EUPOL's Training Component (ETC) has played several roles throughout the course. In the planning stages ETC were approached by MoI to advise upon; selection criteria, process transparency and maintaining the confidentiality of examination content. Superintendent Ralph Logan was entrusted to deliver the selection examination papers which had been stored in a safe in EUPOL HQ, and he then observed the conduct of the examination. Soon after, Dirk van Vierssen was invited to observe the examination results moderation process and candidate interviews.
A series of lectures were given by ETC to the course students, covering; Leadership Competencies, Code of Conduct, operational leadership and judicial practice. The intensity of the final examination was matched by the bright sunshine and heat in the car park. The subjects being tested included: legal rights of citizens, investigative procedures, islamic knowledge, logistics, police tactics and navigation techniques.
Captain Khaliq from Kabul said: “I have learnt a lot in this course and I want to use all of the skills if I am chosen to be a Major.” Captain Shaffiq said of the exams: “They were tough questions but I had studied my notes carefully. I want to be a Major in the ANP to make my family proud.”

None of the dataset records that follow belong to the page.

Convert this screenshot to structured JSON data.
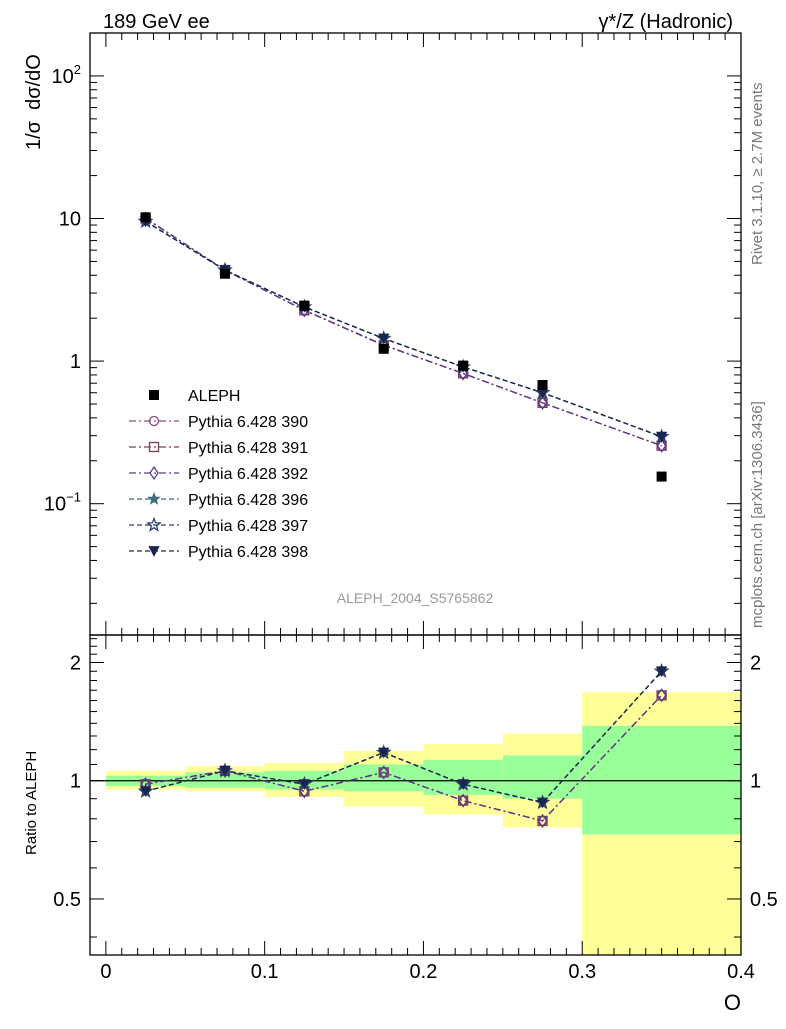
{
  "header": {
    "left_title": "189 GeV ee",
    "right_title": "γ*/Z (Hadronic)"
  },
  "side": {
    "rivet": "Rivet 3.1.10, ≥ 2.7M events",
    "mcplots": "mcplots.cern.ch [arXiv:1306.3436]"
  },
  "watermark": "ALEPH_2004_S5765862",
  "chart_data": {
    "type": "line",
    "title": "",
    "xlabel": "O",
    "ylabel": "1/σ  dσ/dO",
    "ratio_ylabel": "Ratio to ALEPH",
    "xlim": [
      -0.01,
      0.4
    ],
    "ylim": [
      0.012,
      200
    ],
    "yscale": "log",
    "ratio_ylim": [
      0.36,
      2.35
    ],
    "ratio_yscale": "log",
    "x_ticks": [
      0,
      0.1,
      0.2,
      0.3,
      0.4
    ],
    "x_tick_labels": [
      "0",
      "0.1",
      "0.2",
      "0.3",
      "0.4"
    ],
    "y_ticks": [
      {
        "value": 100,
        "base": "10",
        "exp": "2"
      },
      {
        "value": 10,
        "base": "10",
        "exp": ""
      },
      {
        "value": 1,
        "base": "1",
        "exp": ""
      },
      {
        "value": 0.1,
        "base": "10",
        "exp": "−1"
      }
    ],
    "ratio_ticks": [
      {
        "value": 2,
        "label": "2"
      },
      {
        "value": 1,
        "label": "1"
      },
      {
        "value": 0.5,
        "label": "0.5"
      }
    ],
    "bins": [
      [
        0,
        0.05
      ],
      [
        0.05,
        0.1
      ],
      [
        0.1,
        0.15
      ],
      [
        0.15,
        0.2
      ],
      [
        0.2,
        0.25
      ],
      [
        0.25,
        0.3
      ],
      [
        0.3,
        0.4
      ]
    ],
    "x": [
      0.025,
      0.075,
      0.125,
      0.175,
      0.225,
      0.275,
      0.35
    ],
    "band_stat": [
      [
        0.97,
        1.03
      ],
      [
        0.96,
        1.05
      ],
      [
        0.95,
        1.06
      ],
      [
        0.94,
        1.1
      ],
      [
        0.92,
        1.13
      ],
      [
        0.9,
        1.16
      ],
      [
        0.73,
        1.38
      ]
    ],
    "band_total": [
      [
        0.95,
        1.06
      ],
      [
        0.94,
        1.09
      ],
      [
        0.91,
        1.11
      ],
      [
        0.86,
        1.19
      ],
      [
        0.82,
        1.24
      ],
      [
        0.76,
        1.32
      ],
      [
        0.36,
        1.68
      ]
    ],
    "data": {
      "name": "ALEPH",
      "color": "#000000",
      "values": [
        10.2,
        4.1,
        2.45,
        1.22,
        0.93,
        0.68,
        0.155
      ]
    },
    "series": [
      {
        "name": "Pythia 6.428 390",
        "color": "#8b4a7e",
        "dash": "7,3,2,3",
        "marker": "circle",
        "values": [
          10.1,
          4.35,
          2.28,
          1.3,
          0.82,
          0.51,
          0.255
        ],
        "ratio": [
          0.98,
          1.06,
          0.94,
          1.05,
          0.89,
          0.79,
          1.65
        ]
      },
      {
        "name": "Pythia 6.428 391",
        "color": "#7a3f53",
        "dash": "7,3,2,3",
        "marker": "square",
        "values": [
          10.0,
          4.35,
          2.27,
          1.29,
          0.82,
          0.51,
          0.255
        ],
        "ratio": [
          0.98,
          1.06,
          0.94,
          1.05,
          0.89,
          0.79,
          1.65
        ]
      },
      {
        "name": "Pythia 6.428 392",
        "color": "#5a3a8f",
        "dash": "7,3,2,3",
        "marker": "diamond",
        "values": [
          10.0,
          4.35,
          2.27,
          1.29,
          0.82,
          0.51,
          0.255
        ],
        "ratio": [
          0.98,
          1.06,
          0.94,
          1.05,
          0.89,
          0.79,
          1.65
        ]
      },
      {
        "name": "Pythia 6.428 396",
        "color": "#3c6e7e",
        "dash": "5,3",
        "marker": "star",
        "values": [
          9.55,
          4.35,
          2.4,
          1.44,
          0.91,
          0.6,
          0.295
        ],
        "ratio": [
          0.94,
          1.06,
          0.98,
          1.18,
          0.98,
          0.88,
          1.9
        ]
      },
      {
        "name": "Pythia 6.428 397",
        "color": "#2e3f6e",
        "dash": "5,3",
        "marker": "star-open",
        "values": [
          9.55,
          4.35,
          2.4,
          1.44,
          0.91,
          0.6,
          0.295
        ],
        "ratio": [
          0.94,
          1.06,
          0.98,
          1.18,
          0.98,
          0.88,
          1.9
        ]
      },
      {
        "name": "Pythia 6.428 398",
        "color": "#1a2550",
        "dash": "5,3",
        "marker": "triangle-down",
        "values": [
          9.55,
          4.35,
          2.4,
          1.44,
          0.91,
          0.6,
          0.295
        ],
        "ratio": [
          0.94,
          1.06,
          0.98,
          1.18,
          0.98,
          0.88,
          1.9
        ]
      }
    ],
    "legend_position": "middle-left"
  }
}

Superintendent Logan said: “This thorough and transparent process that has been constructed by the Afghan National Police (ANP) and the Ministry of Interior (MoI) is a very significant step forward. There are regular accusations of promotion by nepotism and patronage made about the ANP but this process demonstrates a concerted effort to challenge that perception. Although I have never seen an exam take place outdoors before, it was good to see how seriously the exams were taken by all those present. We could watch from our office window and the looks of concentration on the students faces were testament to the tough nature of the exam questions.”